While fleas and ticks affect the outside of your dog, a more insidious parasite can wreak havoc with your dog’s most precious organthe heart.
Once considered only a problem in the warm, humid South, heartworm is now an issue throughout the United States. Spread by the bite of a mosquito, adult heartworms settle inside the dog’s heart and lungs and slowly strangle these organs until they cease to function properly.
Products designed for monthly administration, in the form of a pill or tablet, control heartworm disease by distributing active ingredients systemically throughout the dog’s body. Since the heartworm is a nematode with larvae that reside in the dog’s bloodstream, blood containing these active ingredients will stop the nematode’s growth.
One ingredient that arrests the development of heartworm is the chemical selamectin, which disrupts the nematode’s nervous system. “Selamectin works by affecting the third and fourth stages of the heartworm larvae,” says Georgette Wilson, DVM, companion animal veterinarian for Pfizer. “This chemical has a 60-day reach back, which means it will kill heartworm that may have infected the dog as long as two months prior.” Selamectin has also proven effective against sarcoptic mange, ear mites, hookworm, fleas and ticks.

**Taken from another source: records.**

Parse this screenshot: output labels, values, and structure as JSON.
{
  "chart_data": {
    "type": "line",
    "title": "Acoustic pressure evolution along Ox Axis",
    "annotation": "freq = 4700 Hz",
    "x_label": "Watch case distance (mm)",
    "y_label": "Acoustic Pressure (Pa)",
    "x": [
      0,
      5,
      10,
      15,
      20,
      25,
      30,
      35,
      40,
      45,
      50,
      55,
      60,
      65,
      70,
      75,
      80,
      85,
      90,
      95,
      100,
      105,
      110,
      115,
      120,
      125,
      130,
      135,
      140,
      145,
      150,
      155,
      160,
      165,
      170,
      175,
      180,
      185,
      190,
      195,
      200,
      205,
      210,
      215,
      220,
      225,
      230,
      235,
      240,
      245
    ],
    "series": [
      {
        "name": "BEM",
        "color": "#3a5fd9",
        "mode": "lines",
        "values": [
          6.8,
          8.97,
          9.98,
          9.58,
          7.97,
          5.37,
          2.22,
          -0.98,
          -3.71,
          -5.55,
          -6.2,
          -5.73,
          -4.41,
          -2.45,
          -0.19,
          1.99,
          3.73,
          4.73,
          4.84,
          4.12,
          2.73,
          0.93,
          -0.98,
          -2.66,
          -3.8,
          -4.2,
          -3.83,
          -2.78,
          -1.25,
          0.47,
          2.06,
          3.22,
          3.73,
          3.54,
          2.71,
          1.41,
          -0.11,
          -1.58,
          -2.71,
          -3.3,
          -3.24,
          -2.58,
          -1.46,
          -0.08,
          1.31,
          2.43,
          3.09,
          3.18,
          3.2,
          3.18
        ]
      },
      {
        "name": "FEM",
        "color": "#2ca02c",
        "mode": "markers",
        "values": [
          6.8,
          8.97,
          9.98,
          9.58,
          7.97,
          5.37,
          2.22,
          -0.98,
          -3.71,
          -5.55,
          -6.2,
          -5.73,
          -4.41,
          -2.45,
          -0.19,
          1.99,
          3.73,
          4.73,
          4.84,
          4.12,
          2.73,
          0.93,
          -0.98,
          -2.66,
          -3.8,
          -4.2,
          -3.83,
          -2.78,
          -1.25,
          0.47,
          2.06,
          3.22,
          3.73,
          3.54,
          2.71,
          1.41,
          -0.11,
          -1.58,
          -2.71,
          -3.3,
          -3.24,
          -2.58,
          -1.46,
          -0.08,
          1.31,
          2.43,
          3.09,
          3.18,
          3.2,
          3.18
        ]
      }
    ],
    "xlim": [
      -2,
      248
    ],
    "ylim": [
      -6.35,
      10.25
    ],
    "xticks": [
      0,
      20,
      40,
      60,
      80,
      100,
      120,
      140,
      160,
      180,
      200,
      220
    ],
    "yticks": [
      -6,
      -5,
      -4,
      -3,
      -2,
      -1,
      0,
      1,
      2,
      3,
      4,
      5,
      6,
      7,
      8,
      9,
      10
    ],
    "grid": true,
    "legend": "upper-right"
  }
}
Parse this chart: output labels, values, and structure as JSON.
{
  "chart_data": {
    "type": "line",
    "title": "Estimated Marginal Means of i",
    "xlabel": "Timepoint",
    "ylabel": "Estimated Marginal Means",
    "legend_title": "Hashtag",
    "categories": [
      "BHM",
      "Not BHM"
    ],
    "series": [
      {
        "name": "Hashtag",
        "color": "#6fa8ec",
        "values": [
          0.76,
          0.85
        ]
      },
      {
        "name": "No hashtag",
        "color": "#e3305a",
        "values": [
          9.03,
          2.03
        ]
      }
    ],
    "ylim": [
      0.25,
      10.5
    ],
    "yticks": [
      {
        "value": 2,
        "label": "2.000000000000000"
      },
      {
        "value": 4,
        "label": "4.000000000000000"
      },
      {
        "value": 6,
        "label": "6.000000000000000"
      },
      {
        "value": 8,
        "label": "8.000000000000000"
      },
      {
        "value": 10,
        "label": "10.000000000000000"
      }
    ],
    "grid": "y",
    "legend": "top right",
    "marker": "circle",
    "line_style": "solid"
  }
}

Ivermectin is another active ingredient commonly used in the control of heartworm. Known for its safe usage in most dogs, ivermectin is effective in killing heartworm microfilia before it has a chance to develop into an adult heartworm. Although classified as a broad-based insecticide effective on various mites, it is not effective with fleas and ticks. Care should be taken not to combine ivermectin use with any flea or tick products that are also monoamine oxidase inhibitors. When used together, products in this chemical group can create sedation and adverse neurological effects.
Because uncontrolled heartworm infection can lead to fatal heartworm disease, it’s vital that dog owners treat their
pets with one of the several products available through veterinarians to combat this condition.